Plans announced to dedicate more Sacramento River flows to fish will harm farms and ranches statewide, according to the California Farm Bureau Federation. By limiting the amount of water that could be stored in reservoirs, CFBF President Paul Wenger said, the draft proposal from the State Water Resources Control Board would reduce surface-water supplies on which much of California depends.
“This plan is part of a one-two punch aimed at rural California,” Wenger said. “When you add the Sacramento River plan to the San Joaquin River plan announced a month ago, you have a combination that strikes at the very heart of the rural environment and economy.”
Each of the proposed river-flow plans would require much more water to be dedicated to fishery flows, as much as 75 percent of the unimpaired flow in a stream. In addition, the Sacramento River plan would dedicate more delta outflow to fish during the winter and spring—when that water could be filling reservoirs for human and environmental uses around the state later in the year.
“For several years, environmentalists and regulators have demanded more water to benefit fish, but fish populations have not responded,” Wenger said. “If more water equaled more fish, we should be seeing results, but we’re not.

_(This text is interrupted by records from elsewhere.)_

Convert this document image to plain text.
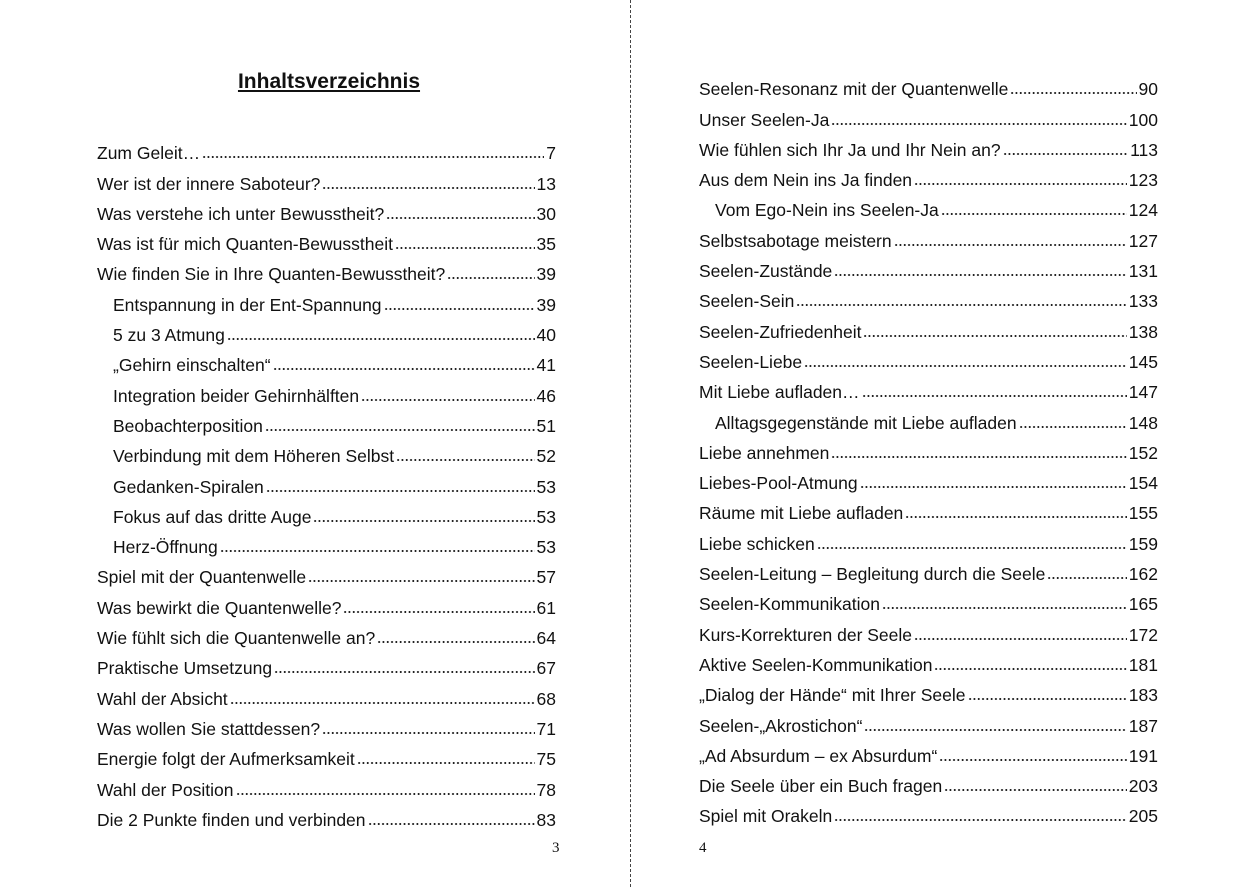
Inhaltsverzeichnis
Zum Geleit…	7
Wer ist der innere Saboteur?	13
Was verstehe ich unter Bewusstheit?	30
Was ist für mich Quanten-Bewusstheit	35
Wie finden Sie in Ihre Quanten-Bewusstheit?	39
Entspannung in der Ent-Spannung	39
5 zu 3 Atmung	40
„Gehirn einschalten“	41
Integration beider Gehirnhälften	46
Beobachterposition	51
Verbindung mit dem Höheren Selbst	52
Gedanken-Spiralen	53
Fokus auf das dritte Auge	53
Herz-Öffnung	53
Spiel mit der Quantenwelle	57
Was bewirkt die Quantenwelle?	61
Wie fühlt sich die Quantenwelle an?	64
Praktische Umsetzung	67
Wahl der Absicht	68
Was wollen Sie stattdessen?	71
Energie folgt der Aufmerksamkeit	75
Wahl der Position	78
Die 2 Punkte finden und verbinden	83
3
Seelen-Resonanz mit der Quantenwelle	90
Unser Seelen-Ja	100
Wie fühlen sich Ihr Ja und Ihr Nein an?	113
Aus dem Nein ins Ja finden	123
Vom Ego-Nein ins Seelen-Ja	124
Selbstsabotage meistern	127
Seelen-Zustände	131
Seelen-Sein	133
Seelen-Zufriedenheit	138
Seelen-Liebe	145
Mit Liebe aufladen…	147
Alltagsgegenstände mit Liebe aufladen	148
Liebe annehmen	152
Liebes-Pool-Atmung	154
Räume mit Liebe aufladen	155
Liebe schicken	159
Seelen-Leitung – Begleitung durch die Seele	162
Seelen-Kommunikation	165
Kurs-Korrekturen der Seele	172
Aktive Seelen-Kommunikation	181
„Dialog der Hände“ mit Ihrer Seele	183
Seelen-„Akrostichon“	187
„Ad Absurdum – ex Absurdum“	191
Die Seele über ein Buch fragen	203
Spiel mit Orakeln	205
4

We will continue to insist that water supplies dedicated to fish be subject to the same metrics and efficiency standards as those that farmers and homeowners must meet.”
Wenger said the continuing calls for additional fishery flows underline the need to expand California’s water supply to help buffer the impacts of drought.
“The state board’s river flow plans threaten to sentence rural California to perpetual drought, in the name of fishery flows that may very well prove ineffective,” he said. “Instead of redirecting the limited amount of water we have, California must move as quickly as possible to enhance available supplies through new storage, both aboveground and underground.”
The California Farm Bureau Federation works to protect family farms and ranches on behalf of more than 53,000 members statewide and as part of a nationwide network of more than 6.2 million Farm Bureau members.